Wie zich afvraagt wat het bestaan van de vereniging Beter Onderwijs Nederland rechtvaardigt, hoeft alleen maar in plaats van www.beteronderwijsnederland.nl in te typen: www.beteronderwijs.nl.
U komt dan terecht op de website van de Stichting Onderwijs en Methode, die zich op haar manier hard maakt voor beter onderwijs. Deze stichting zet zich in voor onderwijsverniewing middels ICT en ‘het nieuwe leren’. Idealen zijn: “een coachende rol voor de leerkracht en het gedeeltelijk loslaten van het vast curriculum ten gunste van het leren leren binnen een stimulerende context”, ofwel: “van aanbod- naar vraaggestuurd onderwijs”. ICT schept de voorwaarden voor “een grotere differentiatie naar leerling”.

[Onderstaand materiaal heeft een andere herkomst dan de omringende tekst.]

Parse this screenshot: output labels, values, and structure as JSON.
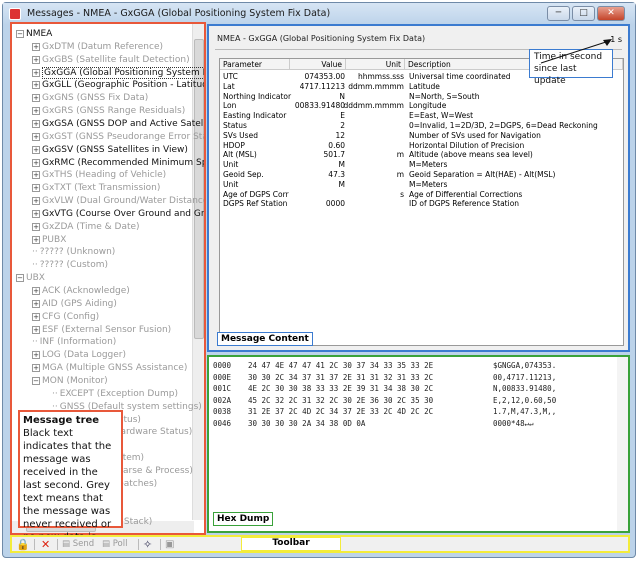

De stichting stelt: “Hoe de computer het beste kan worden ingezet binnen het nieuwe leren, is nog niet uitgekristalliseerd. Hiervoor zijn intussen diverse visies en modellen bedacht die met wisselend succes in de onderwijspraktijk worden toegepast.”
Arme leerlingen!
Beroepscode
Bas schrijft:”De stichting stelt: “Hoe de computer het beste kan worden ingezet binnen het nieuwe leren, is nog niet uitgekristalliseerd. Hiervoor zijn intussen diverse visies en modellen bedacht die met wisselend succes in de onderwijspraktijk worden toegepast.”
Arme leerlingen!”
Zo is dat. Artsen die hun patienten op een dergelijke manier aan experimenten onderwerpen, worden uit hun vak gezet. Het is een van de voornaamste punten waarop reguliere geneeskunde verschilt van alternatieve.
De plechtige belofte om je leerlingen dat niet aan te doen, kan in een beroepscode gedaan worden. Ik heb het sterke vermoeden dat de meeste leerkrachten dat graag zouden ondertekenen. Zelfs leerkrachten die aan dit soort scholing meewerken. Geloven in een (nieuwe) onderwijsvorm is namelijk niet hetzelfde als moedwillig aan (mogelijk schadelijke) experimenten onderwerpen.
De bedoelingen zijn over het algemeen heus oke. Het gaat volgens mij meer over prioriteiten.
“professionals”
De vergelijking met artsen kun je doortrekken naar geneesmiddelenonderzoek. Op het Valuascollege in Venlo was men bezig met het invoeren van ILS, een methode waarbij de leerling leert door te discussiëren in zorgvuldig samengestelde groepjes van 4 leerlingen. Het resultaat van zaken als “leren samenwerken” is natuurlijk moeilijk te meten. Maar ik was stupéfait te merken dat er bij het experimenteren met een lesmethode, waarvan overwogen werd er de standaard van te maken, geen controlegroep aanwezig was om uit te maken of ILS voor het leervak zelf in dezelfde tijd tot betere resultaten leidt dan de traditionele methode. Zulk een experiment zou in de geneeskunde ondenkbaar zijn en is in dit geval onoorbaar gebruik van de afhankelijkheid van leerlingen. Zie hier hoe sommige “professionals” in het onderwijs werken.
(Wat ik hier geschreven heb is ook relevant voor experimenten met ICT)
Of juist helemaal niet
Seger:”De vergelijking met artsen kun je doortrekken naar geneesmiddelenonderzoek.”
Of je vergelijkt het met homeopathie. Het hangt ervan af hoe je er tegenaan kijkt.
Kern is dat het de beroepsgroep reguliere geneeskunde is die de keuze heeft gemaakt uit te gaan van werkzaamheid. De consequentie van die keuze is dat geneeskunde ook slecht voor je kan zijn en dat er dus eerst geëxperimenteerd moet worden of iets nieuws wel goed of beter is. Om te mogen experimenteren is er een ethische commissie die het experiment beoordeeld.
Daarnaast staat de alternatieve club die uitgaat van (eventueel mystieke) ervaringen en beleving. Dat gaat niet verder dan ‘Ik heb heel veel tevreden klanten’ en ‘moet je ook proberen, bij mij hielp het zo goed’.
Het mag allebei. Het kan ook in het onderwijs allebei. Er zou regulier onderwijs kunnen komen dat uit gaat van werkzaamheid. Moet er wel een beroepsgroep zijn die eisen aan zichzelf en hun werk stelt. Zolang die er niet is, is onderwijs vooral te vergelijken met alternatieve geneeswijze. Met kwakzalverij zeggen sommigen zelfs.